Le régime européen se démarque également de la version américaine dans le traitement qu’il réserve aux ONG, celles-ci n’étant, contrairement à ce qui est en vigueur aux Etats-Unis, pas en mesure de soumettre à l’UE des listes de noms, d’Etats ou d’entités à cibler. Une précaution utile qui devrait, selon ses concepteurs, éviter à l’Europe d’être accusée de politiser ses sanctions internationales.
Un régime de sanctions contraire au droit européen ?
Pour louable qu’elle soit, cette intention suffira-t-elle ? Le nouveau régime européen permet en effet aux Etats membres de l’UE, ainsi qu’au Haut représentant de l’UE pour les Affaires étrangères et la politique de sécurité – l’équivalent du ministre des Affaires étrangères de l’UE, un poste actuellementt occupé par Josep Borrell – de proposer des sanctions.
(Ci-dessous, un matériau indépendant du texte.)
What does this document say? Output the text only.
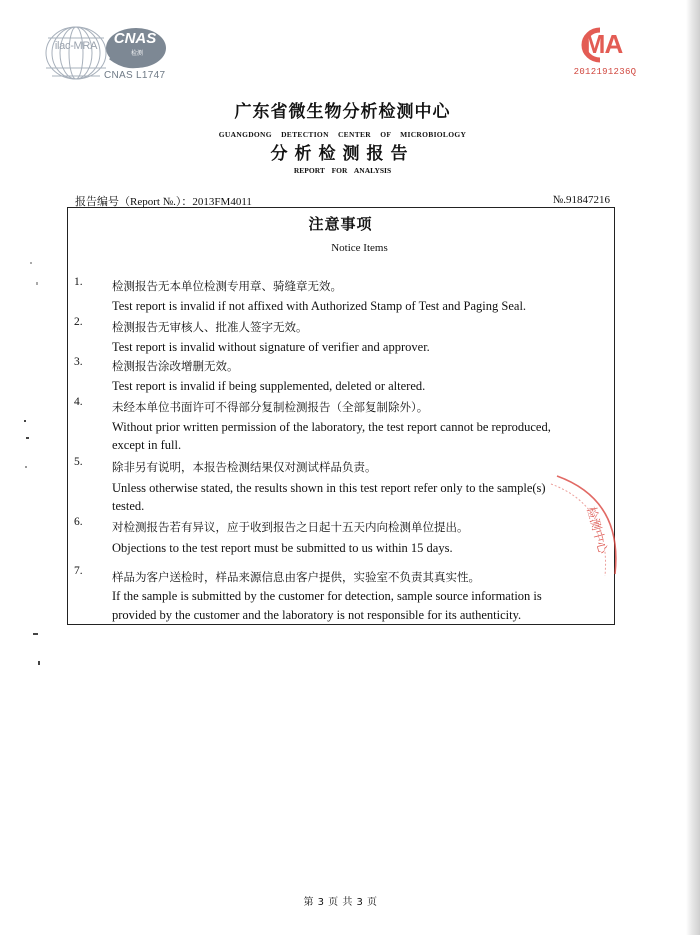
ilac-MRA	CNAS
检测
CNAS L1747
MA
2012191236Q
广东省微生物分析检测中心
GUANGDONG DETECTION CENTER OF MICROBIOLOGY
分析检测报告
REPORT FOR ANALYSIS
报告编号（Report №.）：2013FM4011	№.91847216
注意事项
Notice Items
1.	检测报告无本单位检测专用章、骑缝章无效。
Test report is invalid if not affixed with Authorized Stamp of Test and Paging Seal.
2.	检测报告无审核人、批准人签字无效。
Test report is invalid without signature of verifier and approver.
3.	检测报告涂改增删无效。
Test report is invalid if being supplemented, deleted or altered.
4.	未经本单位书面许可不得部分复制检测报告（全部复制除外）。
Without prior written permission of the laboratory, the test report cannot be reproduced,
except in full.
5.	除非另有说明，本报告检测结果仅对测试样品负责。
Unless otherwise stated, the results shown in this test report refer only to the sample(s)
tested.
6.	对检测报告若有异议，应于收到报告之日起十五天内向检测单位提出。
Objections to the test report must be submitted to us within 15 days.
7.	样品为客户送检时，样品来源信息由客户提供，实验室不负责其真实性。
If the sample is submitted by the customer for detection, sample source information is
provided by the customer and the laboratory is not responsible for its authenticity.
检测中心
第 3 页 共 3 页
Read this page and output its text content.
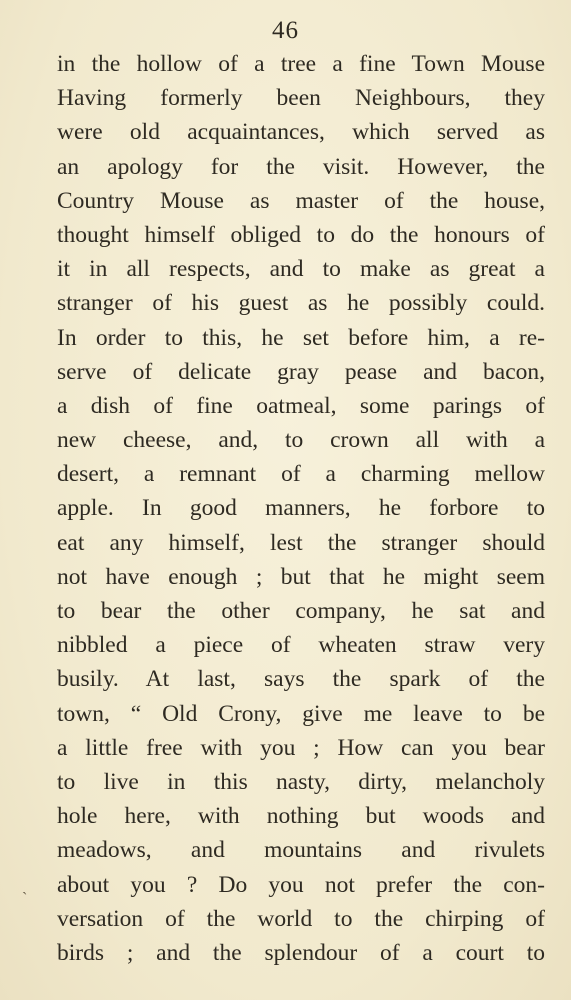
46
ˏ
in the hollow of a tree a fine Town Mouse
Having formerly been Neighbours, they
were old acquaintances, which served as
an apology for the visit. However, the
Country Mouse as master of the house,
thought himself obliged to do the honours of
it in all respects, and to make as great a
stranger of his guest as he possibly could.
In order to this, he set before him, a re-
serve of delicate gray pease and bacon,
a dish of fine oatmeal, some parings of
new cheese, and, to crown all with a
desert, a remnant of a charming mellow
apple. In good manners, he forbore to
eat any himself, lest the stranger should
not have enough ; but that he might seem
to bear the other company, he sat and
nibbled a piece of wheaten straw very
busily. At last, says the spark of the
town, “ Old Crony, give me leave to be
a little free with you ; How can you bear
to live in this nasty, dirty, melancholy
hole here, with nothing but woods and
meadows, and mountains and rivulets
about you ? Do you not prefer the con-
versation of the world to the chirping of
birds ; and the splendour of a court to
Mais il ne précise pas, et pour cause, la nature des informations sur lesquelles reposeraient de telles mesures. Or il n’existe pas un corpus de critères uniformes et objectifs motivant ces sanctions, et c’est sans doute dans cette absence que se loge la faille principale du régime européen de sanctions.
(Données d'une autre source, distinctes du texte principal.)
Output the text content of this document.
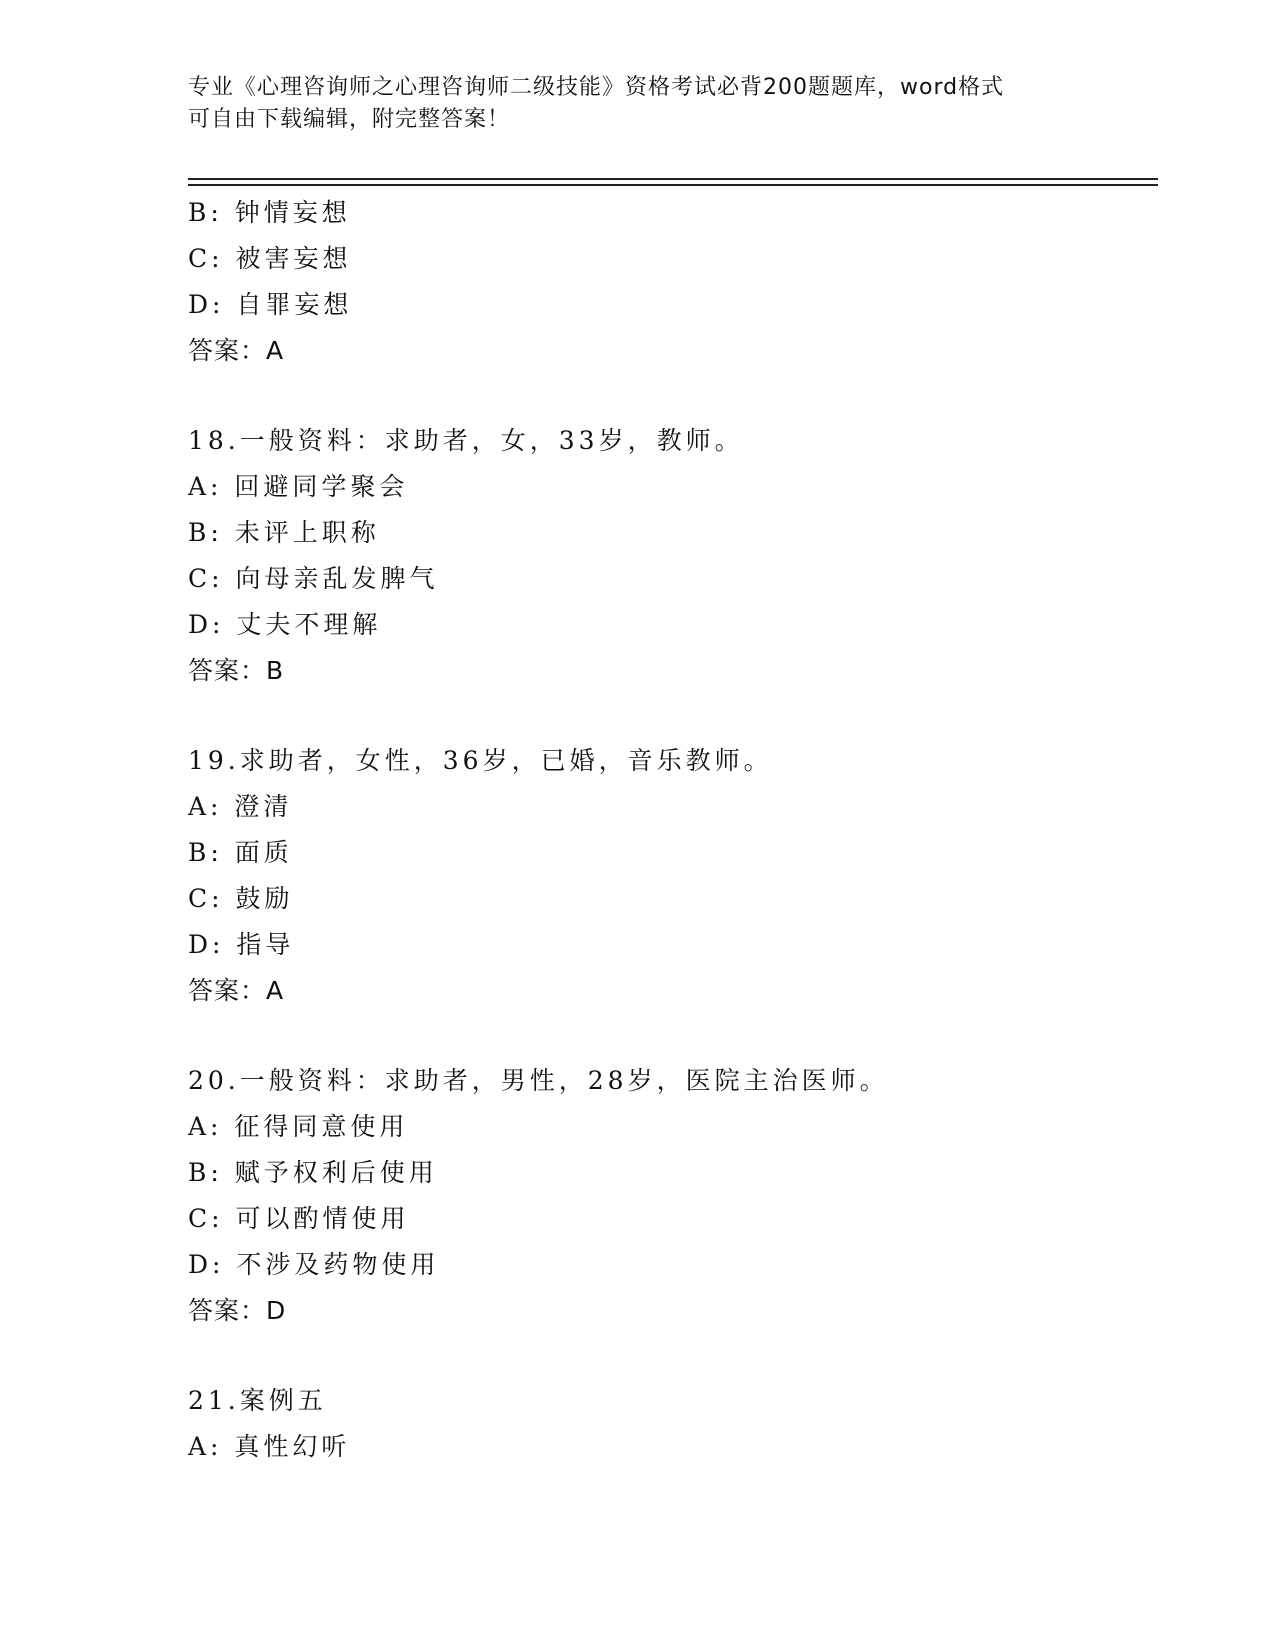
专业《心理咨询师之心理咨询师二级技能》资格考试必背200题题库，word格式

可自由下载编辑，附完整答案！

B: 钟情妄想
C: 被害妄想
D: 自罪妄想
答案：A
18.一般资料：求助者，女，33岁，教师。
A: 回避同学聚会
B: 未评上职称
C: 向母亲乱发脾气
D: 丈夫不理解
答案：B
19.求助者，女性，36岁，已婚，音乐教师。
A: 澄清
B: 面质
C: 鼓励
D: 指导
答案：A
20.一般资料：求助者，男性，28岁，医院主治医师。
A: 征得同意使用
B: 赋予权利后使用
C: 可以酌情使用
D: 不涉及药物使用
答案：D
21.案例五
A: 真性幻听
Sanctions qui, il n’est pas inutile de le préciser, peuvent s’étendre sur de très longues durées et servir, en quelque sorte, de « châtiment » pour qui les subit. Et, dans ce cadre, ce qui peut apparaître comme une mesure juste, prise dans l’attente d’un procès en bonne et due forme – comme le gel des avoirs d’une personne ou d’une entité soupçonnée de graves infractions – devient, quand elle est décidée dans un contexte de sanctions internationales, une sorte de « peine permanente » conçue comme une alternative à un procès qui n’aura sans doute jamais lieu.
Le nouveau régime européen comprend une autre lacune, et non des moindres : il est susceptible, de fait, d’entraver la volonté des personnes ou entités sanctionnées de faire appel à un conseil juridique pour assurer leur défense. Le gel total de leurs avoirs ainsi que l’interdiction qui leur est faite de réaliser des transactions en euros compliquent en effet considérablement l’accès aux services d’un avocat pour les personnes physiques ou morales, ce qui contrevient à au moins deux articles de la Charte des droits fondamentaux de l’UE, selon lesquels tout justiciable a le droit d’être jugé par un tribunal impartial et indépendant, et bénéficie de la présomption d’innocence.
En d’autres termes, le nouveau régime européen de sanctions s’assoit sur certains des droits de l’homme qu’il prétend défendre. Une contradiction dans les termes, que ne saurait manquer de relever – et de « sanctionner » – la cour de Justice de l’UE (CJUE) – CJUE qui a, à plusieurs reprises au cours des dernières années, annulé de précédents trains de sanctions décrétés contre diverses personnalités ou entités étrangères, comme le Hamas ou l’ancien président égyptien Hosni Mubarak.
Si nul ne peut critiquer l’ambition européenne de mieux protéger les droits humains, les vingt-sept vont sans doute devoir préciser les contours de leur nouveau régime de sanctions, à défaut de quoi ils s’exposeraient, bien malgré eux, à de légitimes critiques et autres accusations quant à la tenue de « procès politiques ». Moscou n’en demande pas tant.